There are also cases where you actually do have an account on that site, and you log into it using your Google account as your credentials. As you say, this is because OAuth is a pain in the butt to code and manage, and when it has nothing to do with what you're trying to code, why reinvent the wheel, just use Google's solution. This also makes logging in more convenient to users.
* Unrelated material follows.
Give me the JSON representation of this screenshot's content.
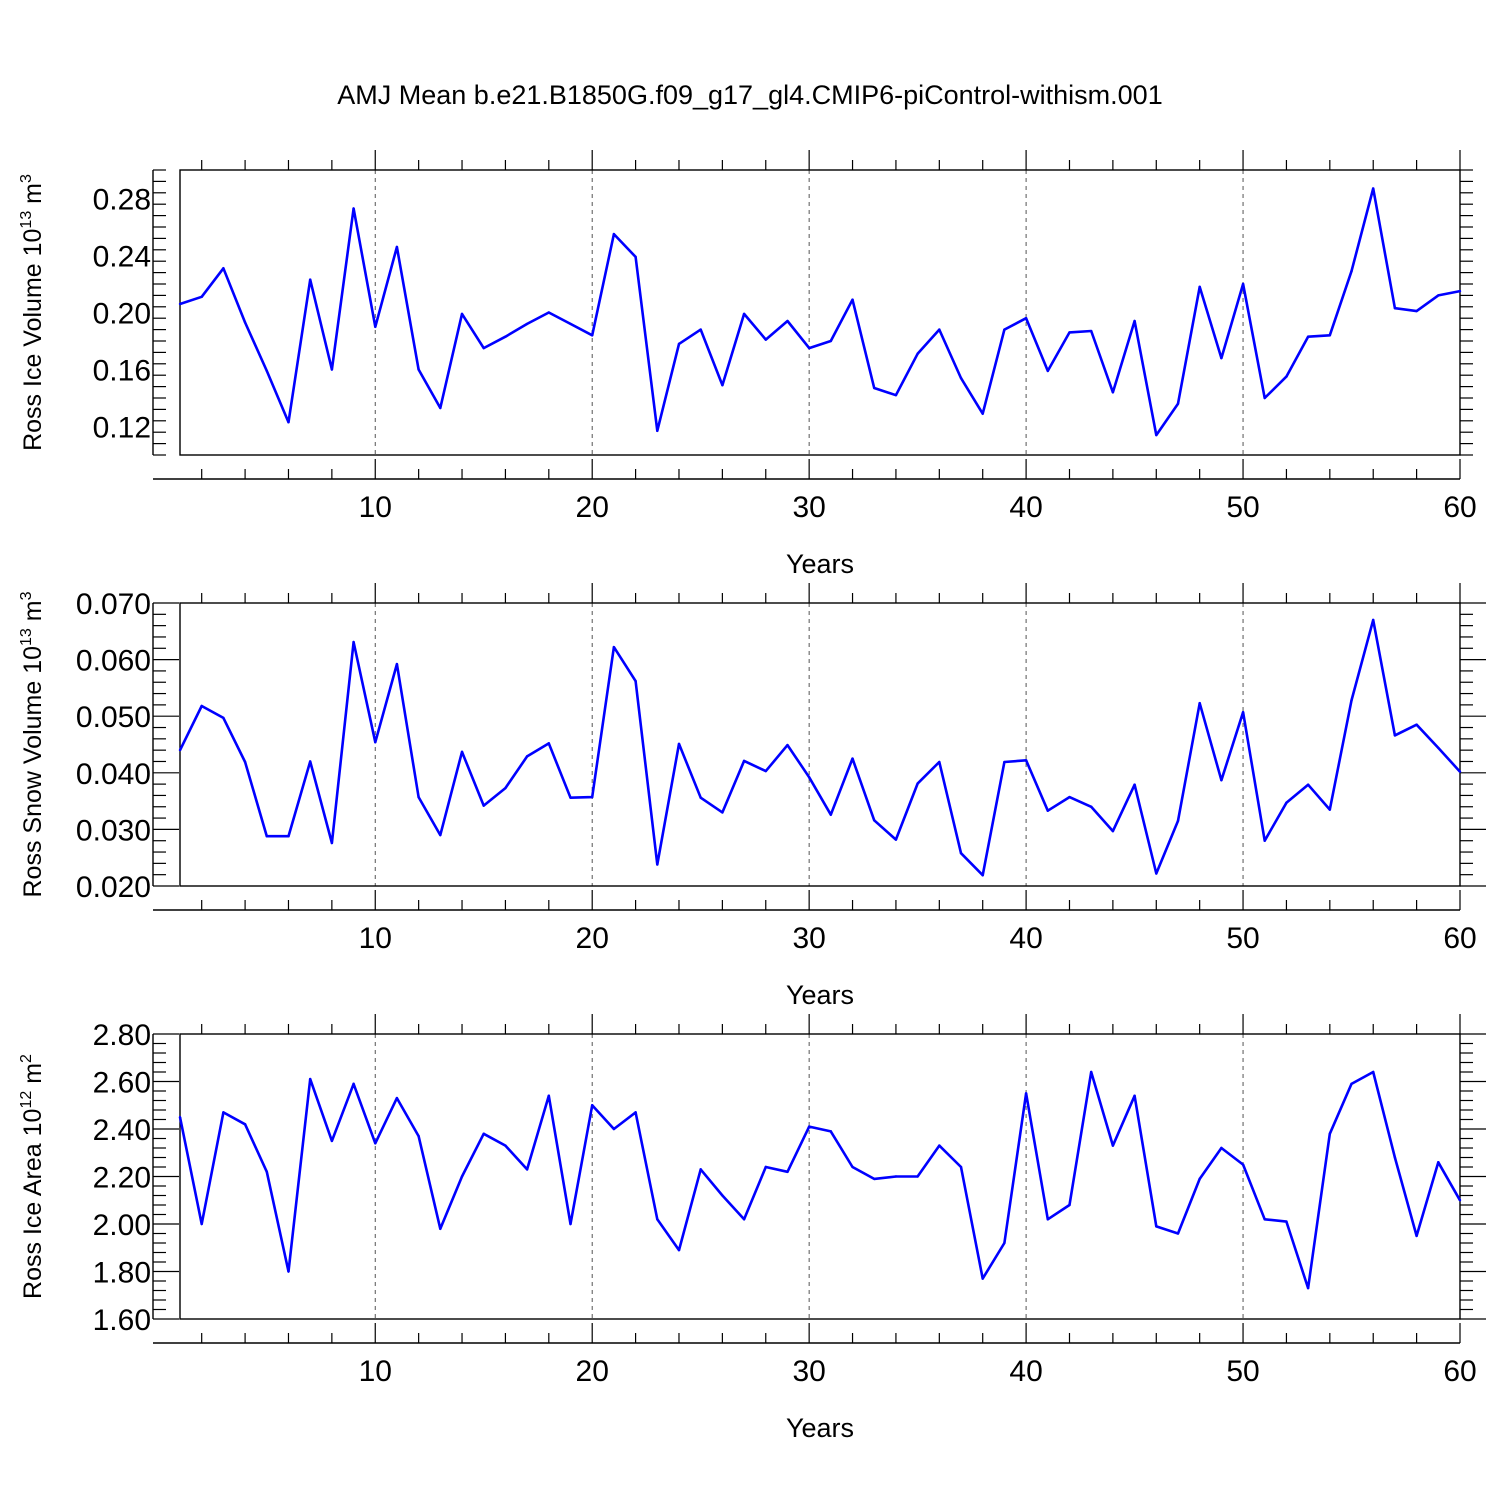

I had to go back and refresh my memory. It's not related to cookies, but can be related to the absence of cookies. There are a couple of reasons sites might decide to do this.

1

TechIsSoCool t1_j4e9mre wrote

I am a little fuzzy on the details, but it's something like this:

It has to do with advertising tracking. By using your Google account, Google is not then considered a third-party and can use cookies to track data about your visit to that site, evermore. Because of new laws (or rules?), sites which sustained themselves with ads cannot show those ads unless you opt in. If you're "logging in" with Google and not actually going through an account creation process, you are probably opting in.

EDIT: what r/wicklowdave says is also true, some sites use it for convenience to actually log in. On this type of site you will have things like a username and profile you set up, a logout menu option, etc.